Benchmarking SNP-Calling Accuracy Against Known Citrus Pedigrees Reveals Pangenome Advantages Over Linear References
Benchmarking SNP-Calling Accuracy Against Known Citrus Pedigrees Reveals Pangenome Advantages Over Linear References
Kuster, R. D.; Sisler, P.; Sandhu, K.; Yin, L.; Niece, S.; Krueger, R.; Dardick, C.; Keremane, M.; Ramadugu, C.; Staton, M. E.
AbstractBackground Pangenomes are a promising new approach to genomics that can reduce reference bias in genotyping, but the reliability of such a data model remains unclear in tracking variation across species.
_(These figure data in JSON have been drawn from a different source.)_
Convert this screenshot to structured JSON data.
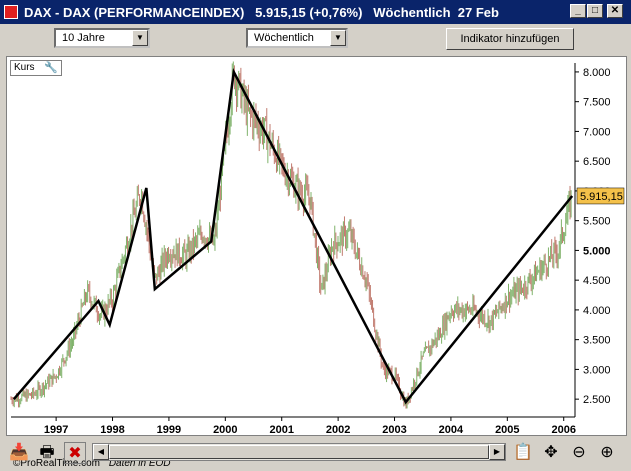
{
  "window": {
    "title": "DAX - DAX (PERFORMANCEINDEX)   5.915,15 (+0,76%)   Wöchentlich  27 Feb",
    "minimize": "_",
    "maximize": "□",
    "close": "✕"
  },
  "toolbar": {
    "period_value": "10 Jahre",
    "interval_value": "Wöchentlich",
    "add_indicator_label": "Indikator hinzufügen"
  },
  "chart_panel": {
    "label": "Kurs",
    "price_badge": "5.915,15",
    "credit": "©ProRealTime.com",
    "source": "Daten in EOD"
  },
  "icons": {
    "wrench": "wrench-icon",
    "left_tool": "tray-icon",
    "print": "printer-icon",
    "delete": "delete-icon",
    "export": "export-icon",
    "move": "move-icon",
    "zoom_out": "zoom-out-icon",
    "zoom_in": "zoom-in-icon"
  },
  "colors": {
    "title_bar": "#0a246a",
    "candle_up": "#7fb26a",
    "candle_down": "#c07a6e",
    "trend_line": "#000000",
    "badge_bg": "#f4c14a"
  },
  "chart_data": {
    "type": "candlestick",
    "x_ticks": [
      "1997",
      "1998",
      "1999",
      "2000",
      "2001",
      "2002",
      "2003",
      "2004",
      "2005",
      "2006"
    ],
    "y_ticks": [
      "2.500",
      "3.000",
      "3.500",
      "4.000",
      "4.500",
      "5.000",
      "5.500",
      "6.000",
      "6.500",
      "7.000",
      "7.500",
      "8.000"
    ],
    "ylim": [
      2200,
      8150
    ],
    "xlim": [
      1996.2,
      2006.2
    ],
    "last_value": 5915.15,
    "price_path": [
      [
        1996.2,
        2500
      ],
      [
        1996.6,
        2580
      ],
      [
        1997.0,
        2900
      ],
      [
        1997.3,
        3500
      ],
      [
        1997.55,
        4300
      ],
      [
        1997.8,
        3900
      ],
      [
        1998.0,
        4200
      ],
      [
        1998.5,
        6000
      ],
      [
        1998.75,
        4500
      ],
      [
        1999.0,
        5000
      ],
      [
        1999.3,
        4900
      ],
      [
        1999.6,
        5300
      ],
      [
        1999.8,
        5100
      ],
      [
        2000.15,
        8000
      ],
      [
        2000.4,
        7300
      ],
      [
        2000.7,
        7000
      ],
      [
        2001.0,
        6400
      ],
      [
        2001.3,
        6000
      ],
      [
        2001.5,
        5900
      ],
      [
        2001.7,
        4300
      ],
      [
        2001.9,
        5100
      ],
      [
        2002.2,
        5300
      ],
      [
        2002.5,
        4500
      ],
      [
        2002.8,
        3000
      ],
      [
        2003.0,
        2900
      ],
      [
        2003.2,
        2400
      ],
      [
        2003.5,
        3200
      ],
      [
        2003.8,
        3600
      ],
      [
        2004.0,
        4000
      ],
      [
        2004.4,
        4000
      ],
      [
        2004.7,
        3800
      ],
      [
        2005.0,
        4200
      ],
      [
        2005.3,
        4400
      ],
      [
        2005.6,
        4700
      ],
      [
        2005.9,
        5000
      ],
      [
        2006.15,
        5915
      ]
    ],
    "trend_lines": [
      {
        "x": [
          1996.25,
          1997.75,
          1997.95,
          1998.6,
          1998.75,
          1999.75,
          2000.15,
          2003.2,
          2006.15
        ],
        "y": [
          2500,
          4150,
          3750,
          6050,
          4350,
          5150,
          8000,
          2450,
          5915
        ]
      }
    ]
  }
}
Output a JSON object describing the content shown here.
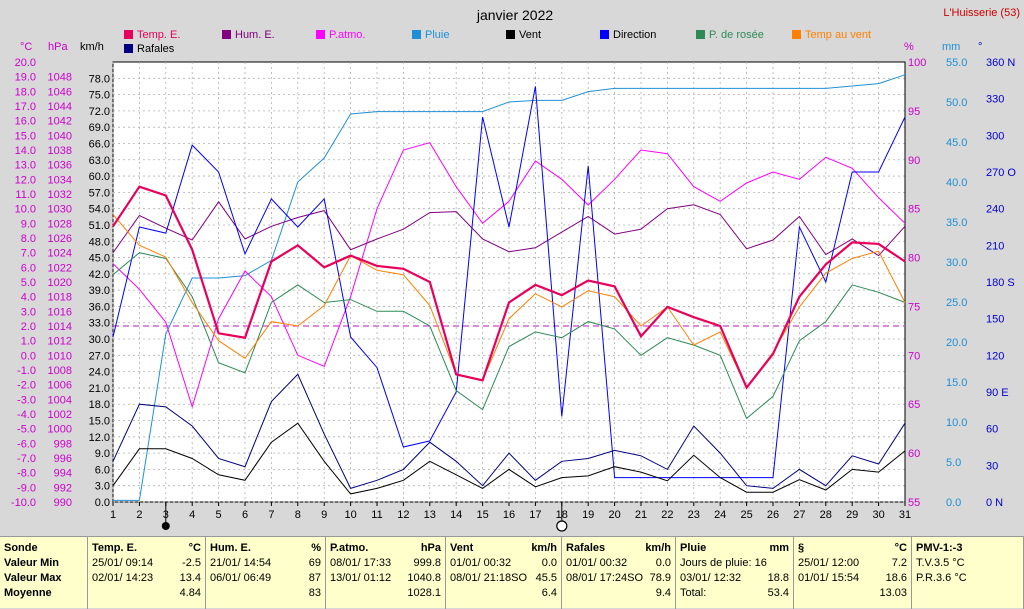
{
  "title": "janvier 2022",
  "station": "L'Huisserie (53)",
  "axis_units": {
    "c": "°C",
    "hpa": "hPa",
    "kmh": "km/h",
    "pct": "%",
    "mm": "mm",
    "deg": "°"
  },
  "legend": [
    {
      "label": "Temp. E.",
      "color": "#e8005a"
    },
    {
      "label": "Hum. E.",
      "color": "#800080"
    },
    {
      "label": "P.atmo.",
      "color": "#ff00ff"
    },
    {
      "label": "Pluie",
      "color": "#1e90d8"
    },
    {
      "label": "Vent",
      "color": "#000000"
    },
    {
      "label": "Direction",
      "color": "#0000ff"
    },
    {
      "label": "P. de rosée",
      "color": "#2e8b57"
    },
    {
      "label": "Temp au vent",
      "color": "#ff8000"
    },
    {
      "label": "Rafales",
      "color": "#000080"
    }
  ],
  "chart_data": {
    "type": "line",
    "title": "janvier 2022",
    "x": [
      1,
      2,
      3,
      4,
      5,
      6,
      7,
      8,
      9,
      10,
      11,
      12,
      13,
      14,
      15,
      16,
      17,
      18,
      19,
      20,
      21,
      22,
      23,
      24,
      25,
      26,
      27,
      28,
      29,
      30,
      31
    ],
    "y_axes": {
      "temp_c": {
        "range": [
          -10,
          20
        ],
        "ticks": [
          "20.0",
          "19.0",
          "18.0",
          "17.0",
          "16.0",
          "15.0",
          "14.0",
          "13.0",
          "12.0",
          "11.0",
          "10.0",
          "9.0",
          "8.0",
          "7.0",
          "6.0",
          "5.0",
          "4.0",
          "3.0",
          "2.0",
          "1.0",
          "0.0",
          "-1.0",
          "-2.0",
          "-3.0",
          "-4.0",
          "-5.0",
          "-6.0",
          "-7.0",
          "-8.0",
          "-9.0",
          "-10.0"
        ]
      },
      "pressure_hpa": {
        "range": [
          990,
          1050
        ],
        "ticks": [
          "1048",
          "1046",
          "1044",
          "1042",
          "1040",
          "1038",
          "1036",
          "1034",
          "1032",
          "1030",
          "1028",
          "1026",
          "1024",
          "1022",
          "1020",
          "1018",
          "1016",
          "1014",
          "1012",
          "1010",
          "1008",
          "1006",
          "1004",
          "1002",
          "1000",
          "998",
          "996",
          "994",
          "992",
          "990"
        ]
      },
      "wind_kmh": {
        "range": [
          0,
          81
        ],
        "ticks": [
          "78.0",
          "75.0",
          "72.0",
          "69.0",
          "66.0",
          "63.0",
          "60.0",
          "57.0",
          "54.0",
          "51.0",
          "48.0",
          "45.0",
          "42.0",
          "39.0",
          "36.0",
          "33.0",
          "30.0",
          "27.0",
          "24.0",
          "21.0",
          "18.0",
          "15.0",
          "12.0",
          "9.0",
          "6.0",
          "3.0",
          "0.0"
        ]
      },
      "humidity_pct": {
        "range": [
          55,
          100
        ],
        "ticks": [
          "100",
          "95",
          "90",
          "85",
          "80",
          "75",
          "70",
          "65",
          "60",
          "55"
        ]
      },
      "rain_mm": {
        "range": [
          0,
          55
        ],
        "ticks": [
          "55.0",
          "50.0",
          "45.0",
          "40.0",
          "35.0",
          "30.0",
          "25.0",
          "20.0",
          "15.0",
          "10.0",
          "5.0",
          "0.0"
        ]
      },
      "direction_deg": {
        "range": [
          0,
          360
        ],
        "ticks": [
          "360 N",
          "330",
          "300",
          "270 O",
          "240",
          "210",
          "180 S",
          "150",
          "120",
          "90 E",
          "60",
          "30",
          "0 N"
        ]
      }
    },
    "series": [
      {
        "name": "Temp. E.",
        "color": "#e8005a",
        "axis": "temp_c",
        "values": [
          8.8,
          11.5,
          10.9,
          7.2,
          1.5,
          1.2,
          6.4,
          7.5,
          6.0,
          6.8,
          6.1,
          5.9,
          5.0,
          -1.3,
          -1.7,
          3.6,
          4.8,
          4.1,
          5.1,
          4.7,
          1.3,
          3.3,
          2.6,
          2.0,
          -2.2,
          0.1,
          4.0,
          6.2,
          7.7,
          7.6,
          6.4
        ]
      },
      {
        "name": "Hum. E.",
        "color": "#800080",
        "axis": "humidity_pct",
        "values": [
          80.5,
          84.3,
          83.0,
          81.8,
          85.7,
          81.9,
          83.2,
          84.1,
          84.8,
          80.8,
          81.9,
          82.9,
          84.6,
          84.7,
          81.9,
          80.6,
          81.0,
          82.6,
          84.2,
          82.4,
          82.9,
          85.0,
          85.4,
          84.4,
          80.9,
          81.8,
          84.2,
          80.3,
          81.9,
          80.2,
          83.2
        ]
      },
      {
        "name": "P.atmo.",
        "color": "#ff00ff",
        "axis": "pressure_hpa",
        "values": [
          1022.5,
          1019.0,
          1014.5,
          1003.0,
          1015.0,
          1021.5,
          1018.0,
          1010.0,
          1008.5,
          1018.0,
          1030.0,
          1038.0,
          1039.0,
          1033.0,
          1028.0,
          1031.0,
          1036.5,
          1034.0,
          1030.5,
          1034.0,
          1038.0,
          1037.5,
          1033.0,
          1031.0,
          1033.5,
          1035.0,
          1034.0,
          1037.0,
          1035.5,
          1031.5,
          1028.0
        ]
      },
      {
        "name": "Pluie",
        "color": "#1e90d8",
        "axis": "rain_mm",
        "values": [
          0.2,
          0.2,
          21.0,
          28.0,
          28.0,
          28.3,
          30.2,
          40.0,
          43.0,
          48.5,
          48.8,
          48.8,
          48.8,
          48.8,
          48.8,
          50.0,
          50.2,
          50.2,
          51.3,
          51.7,
          51.7,
          51.7,
          51.7,
          51.7,
          51.7,
          51.7,
          51.7,
          51.7,
          52.0,
          52.3,
          53.4
        ]
      },
      {
        "name": "Vent",
        "color": "#000000",
        "axis": "wind_kmh",
        "values": [
          3.0,
          9.8,
          9.8,
          8.0,
          5.0,
          4.0,
          11.0,
          14.5,
          7.5,
          1.5,
          2.5,
          4.0,
          7.5,
          5.0,
          2.5,
          6.0,
          2.8,
          4.5,
          4.8,
          6.5,
          5.5,
          3.9,
          8.6,
          4.5,
          1.8,
          1.8,
          4.1,
          2.2,
          6.0,
          5.5,
          9.4
        ]
      },
      {
        "name": "Rafales",
        "color": "#000080",
        "axis": "wind_kmh",
        "values": [
          7.5,
          18.0,
          17.5,
          14.0,
          8.0,
          6.5,
          18.5,
          23.5,
          12.5,
          2.5,
          4.0,
          6.0,
          11.0,
          7.5,
          3.0,
          9.0,
          4.0,
          7.5,
          8.0,
          9.5,
          8.5,
          6.0,
          14.0,
          9.0,
          3.0,
          2.5,
          6.0,
          3.0,
          8.5,
          7.0,
          14.5
        ]
      },
      {
        "name": "Direction",
        "color": "#0000ff",
        "axis": "direction_deg",
        "values": [
          135,
          225,
          220,
          292,
          270,
          203,
          248,
          225,
          248,
          135,
          110,
          45,
          50,
          90,
          315,
          225,
          340,
          70,
          275,
          20,
          20,
          20,
          20,
          20,
          20,
          20,
          225,
          180,
          270,
          270,
          315
        ]
      },
      {
        "name": "P. de rosée",
        "color": "#2e8b57",
        "axis": "temp_c",
        "values": [
          5.5,
          7.0,
          6.6,
          4.0,
          -0.5,
          -1.2,
          3.6,
          4.8,
          3.6,
          3.8,
          3.0,
          3.0,
          2.0,
          -2.4,
          -3.7,
          0.6,
          1.6,
          1.2,
          2.3,
          1.8,
          0.0,
          1.2,
          0.7,
          0.0,
          -4.3,
          -2.8,
          1.0,
          2.3,
          4.8,
          4.3,
          3.6
        ]
      },
      {
        "name": "Temp au vent",
        "color": "#ff8000",
        "axis": "temp_c",
        "values": [
          9.6,
          7.5,
          6.7,
          3.6,
          1.0,
          -0.2,
          2.3,
          2.0,
          3.4,
          6.8,
          5.8,
          5.5,
          3.4,
          -1.3,
          -1.7,
          2.5,
          4.2,
          3.3,
          4.4,
          4.0,
          2.0,
          3.3,
          0.7,
          1.6,
          -2.2,
          0.2,
          3.3,
          5.6,
          6.6,
          7.1,
          3.6
        ]
      }
    ],
    "threshold": {
      "axis": "temp_c",
      "value": 2.0,
      "color": "#cc44cc"
    },
    "moon_markers": [
      {
        "day": 3,
        "phase": "new"
      },
      {
        "day": 18,
        "phase": "full"
      }
    ]
  },
  "table": [
    {
      "header": "Sonde",
      "unit": "",
      "rows": [
        "Valeur Min",
        "Valeur Max",
        "Moyenne"
      ],
      "type": "labels"
    },
    {
      "header": "Temp. E.",
      "unit": "°C",
      "rows": [
        [
          "25/01/ 09:14",
          "-2.5"
        ],
        [
          "02/01/ 14:23",
          "13.4"
        ],
        [
          "",
          "4.84"
        ]
      ]
    },
    {
      "header": "Hum. E.",
      "unit": "%",
      "rows": [
        [
          "21/01/ 14:54",
          "69"
        ],
        [
          "06/01/ 06:49",
          "87"
        ],
        [
          "",
          "83"
        ]
      ]
    },
    {
      "header": "P.atmo.",
      "unit": "hPa",
      "rows": [
        [
          "08/01/ 17:33",
          "999.8"
        ],
        [
          "13/01/ 01:12",
          "1040.8"
        ],
        [
          "",
          "1028.1"
        ]
      ]
    },
    {
      "header": "Vent",
      "unit": "km/h",
      "rows": [
        [
          "01/01/ 00:32",
          "0.0"
        ],
        [
          "08/01/ 21:18SO",
          "45.5"
        ],
        [
          "",
          "6.4"
        ]
      ]
    },
    {
      "header": "Rafales",
      "unit": "km/h",
      "rows": [
        [
          "01/01/ 00:32",
          "0.0"
        ],
        [
          "08/01/ 17:24SO",
          "78.9"
        ],
        [
          "",
          "9.4"
        ]
      ]
    },
    {
      "header": "Pluie",
      "unit": "mm",
      "rows": [
        [
          "Jours de pluie: 16",
          ""
        ],
        [
          "03/01/ 12:32",
          "18.8"
        ],
        [
          "Total:",
          "53.4"
        ]
      ]
    },
    {
      "header": "§",
      "unit": "°C",
      "rows": [
        [
          "25/01/ 12:00",
          "7.2"
        ],
        [
          "01/01/ 15:54",
          "18.6"
        ],
        [
          "",
          "13.03"
        ]
      ]
    },
    {
      "header": "PMV-1:-3",
      "unit": "",
      "rows": [
        [
          "T.V.3.5 °C",
          ""
        ],
        [
          "P.R.3.6 °C",
          ""
        ],
        [
          "",
          ""
        ]
      ]
    }
  ]
}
To test the utility of graph-based pangenomes for interspecific breeding, we developed a Minigraph-Cactus super-pangenome representing four Citrus species derived from the founder lines of a citrus breeding program. To benchmark SNP calling accuracy using graph and linear-based approaches, we performed whole genome short read sequencing for two sets of pedigreed progeny: 30 F1 hybrids and 244 advanced hybrids from an F1 crossed with a parent not included in the pangenome. Results The linear approach yielded more SNP calls than the graph-based approach, however, both methods exhibited similar Mendelian Inheritance Error Rates (MIER) in a tool-dependent manner. Reconstruction of parental haplotype blocks in the advanced hybrids revealed a striking improvement in performance in the pangenome graph-based calls, suggesting MIER is vulnerable to error when reference bias influences both parental and progeny genotype calls. Masking of regions diverged from the reference path improved MIER accuracy metrics and haplotype block reconstruction in both the linear and graph-based SNP calls. Conclusions In non-model systems, inheritance patterns observed from pedigreed hybrids provide a framework for benchmarking variant-calling accuracy using pangenomes. SNP miscalls originating from diverged regions can falsely satisfy MIER filters, thus we recommend haplotype blocks. The inherent structure of the pangenome graph has promising applications for removing regions of unreliable mapping quality, which cannot otherwise be reliably removed using traditional filtering metrics.